Die groenige met streepjes zijn zebra-anemonen, de andere zijn paarde-anemonen.
Eigenlijk moet je anemonen zien als ze onder
water staan, dan vouwen ze zich open en zie
je hun kleuren pas echt goed. De zebra’s zijn
groen, de paarde-anemonen hebben rode
tentakels. Mooi om te zien.’
Nog beter verstopt en nauwelijks zichtbaar
voor de leek is een rij oranje kelkjes die zich
vastgehecht hebben aan een grote zwarte
steen. ‘Dat zijn de eitjes van de purperslak’,
weet Petra.
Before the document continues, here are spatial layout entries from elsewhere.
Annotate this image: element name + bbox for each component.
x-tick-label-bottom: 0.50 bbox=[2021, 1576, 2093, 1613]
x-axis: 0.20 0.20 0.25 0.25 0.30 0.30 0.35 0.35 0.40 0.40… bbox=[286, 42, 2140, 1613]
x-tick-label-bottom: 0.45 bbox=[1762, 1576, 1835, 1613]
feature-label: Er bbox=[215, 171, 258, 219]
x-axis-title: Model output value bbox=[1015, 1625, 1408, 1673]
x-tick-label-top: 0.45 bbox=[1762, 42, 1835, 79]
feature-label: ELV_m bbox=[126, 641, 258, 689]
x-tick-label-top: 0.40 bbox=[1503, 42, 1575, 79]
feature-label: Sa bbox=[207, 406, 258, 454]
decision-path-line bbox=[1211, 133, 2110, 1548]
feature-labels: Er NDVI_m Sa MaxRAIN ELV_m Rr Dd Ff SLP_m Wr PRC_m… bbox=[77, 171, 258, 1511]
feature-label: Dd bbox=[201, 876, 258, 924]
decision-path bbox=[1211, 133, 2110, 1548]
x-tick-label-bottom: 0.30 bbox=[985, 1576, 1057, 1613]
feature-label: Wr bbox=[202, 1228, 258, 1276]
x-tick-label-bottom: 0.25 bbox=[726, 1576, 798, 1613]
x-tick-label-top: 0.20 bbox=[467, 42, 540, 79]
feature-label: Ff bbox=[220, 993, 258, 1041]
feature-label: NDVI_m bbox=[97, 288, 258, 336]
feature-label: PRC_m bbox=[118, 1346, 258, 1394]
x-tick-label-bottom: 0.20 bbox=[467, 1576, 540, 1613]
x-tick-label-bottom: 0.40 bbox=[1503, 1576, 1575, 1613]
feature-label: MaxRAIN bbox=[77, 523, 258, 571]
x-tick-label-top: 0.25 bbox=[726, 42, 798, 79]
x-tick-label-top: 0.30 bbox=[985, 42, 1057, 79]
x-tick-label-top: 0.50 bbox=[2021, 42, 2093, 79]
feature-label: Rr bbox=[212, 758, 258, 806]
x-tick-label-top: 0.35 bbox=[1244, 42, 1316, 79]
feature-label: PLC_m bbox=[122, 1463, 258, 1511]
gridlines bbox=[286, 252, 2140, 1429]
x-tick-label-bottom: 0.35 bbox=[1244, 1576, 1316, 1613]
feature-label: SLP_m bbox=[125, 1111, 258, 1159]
Toch is ze niet helemaal zeker van
haar zaak. Ze belooft dan ook het thuis op te
zoeken.
Ruim twee uur zijn verstreken als de groep
terug is op het beginpunt. Op een luwe plek
is het tijd voor koffie, waarna iedereen zijn
oogst aan Petra overhandigt en huiswaarts
keert.
Nog diezelfde dag laat Petra de uitkomst van
haar naspeuringen weten. ‘Dankzij de atlas
weet ik hoe het zit. Het zijn niet de eitjes,
maar de omhulsels. In elk van die flesvor-
mige urnen op een steeltje legt de purperslak
in het najaar wel zo’n 600 eitjes, die in de
lente uitkomen. Lang niet allemaal overleven
ze het echter, want de grotere larven eten de
kleintjes op. Wist ik ook niet, maar dat is ook
het leuke van dit soort inventarisaties: je leert
er telkens dingen bij.’
Over veertien dagen gaan ze weer.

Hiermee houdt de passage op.